For thou shalt be in league with the stones of the field: and the beasts of the field shall be at peace with thee.

Ver. 23. For thou shall be in league with the stones of the field] Thou shall not dash thy foot against them (the Latins call a stone lapidem a laedendo pede, from hurting the foot that hitteth against them, Psalms 91:1,2 .) They were wont of old to go barefoot (as Vatablus here noteth). And our chronicler telleth us of King Henry II, that, for a penance, going to Canterbury to the shrine of Thomas Becket, his bare feet with the hard stones were forced to yield bloody tokens of his devotion on the way. Or thus, the stones of the field shall not hinder thy harvest, as Matthew 13:6. Or being piled up for a mound, or wall, they shall not fall upon thee, and brain thee, as the stones of the wall of Aphek did the blasphemous Syrians, 1 Kings 20:33; as the town house did the insulting Philistines, Judges 16:30; as the house did Job's children, &c.; or, the stones out of the wall shall not cry out against thee, as Habakkuk 2:11, but all creatures shall be thy confederates; not only not hurting, but helping thee, all that may be. For as they are all armed against the wicked as rebels and traitors to the Divine majesty; so God hath promised to make a covenant for his saints with the beasts of the field, and with the fowls of heaven, &c., Rebellis facta est; quia homo numini, creatura homini (Aug.), Hosea 2:18. See Trapp on " Hos 2:18 "

And the beasts of the field shall be at peace with thee] The tame beasts shall not only not mischieve thee (as some they have done: Euripides the poet was torn in pieces with dogs; horses have been the death of many, &c.), but shall be serviceable and profitable unto thee; some alive, not dead, as the dog, horse; some dead, not alive, as the hog; some both, as the ox, sheep, &c. Ambrose hath a very strange story of a man slain at Antioch by night, by a soldier, in hope of spoil; this man's dog would not leave his master's dead corpse, but lay howling by it till daylight; many came in the morning to see that sad sight, and the murderer among the rest came, that he might be the less suspected.
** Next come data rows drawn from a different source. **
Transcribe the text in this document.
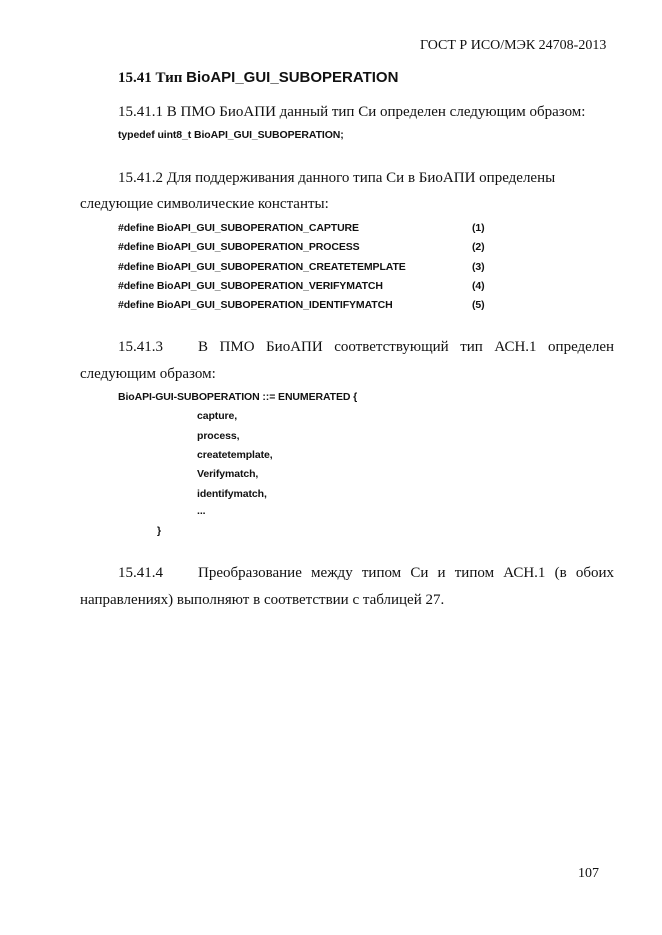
ГОСТ Р ИСО/МЭК 24708-2013
15.41 Тип BioAPI_GUI_SUBOPERATION
15.41.1 В ПМО БиоАПИ данный тип Си определен следующим образом:
typedef uint8_t BioAPI_GUI_SUBOPERATION;
15.41.2 Для поддерживания данного типа Си в БиоАПИ определены
следующие символические константы:
#define BioAPI_GUI_SUBOPERATION_CAPTURE	(1)
#define BioAPI_GUI_SUBOPERATION_PROCESS	(2)
#define BioAPI_GUI_SUBOPERATION_CREATETEMPLATE	(3)
#define BioAPI_GUI_SUBOPERATION_VERIFYMATCH	(4)
#define BioAPI_GUI_SUBOPERATION_IDENTIFYMATCH	(5)
15.41.3 В ПМО БиоАПИ соответствующий тип АСН.1 определен
следующим образом:
BioAPI-GUI-SUBOPERATION ::= ENUMERATED {
capture,
process,
createtemplate,
Verifymatch,
identifymatch,
...
}
15.41.4 Преобразование между типом Си и типом АСН.1 (в обоих
направлениях) выполняют в соответствии с таблицей 27.
107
The dog no sooner saw this soldier but he ran fiercely at him, and would never stop barking and baiting at him till he saw him apprehended and carried to prison, where he confessed the fact and was for the same deservedly executed (Amb. in Hexaem.).

Job 5:23

23 For thou shalt be in league with the stones of the field: and the beasts of the field shall be at peace with thee.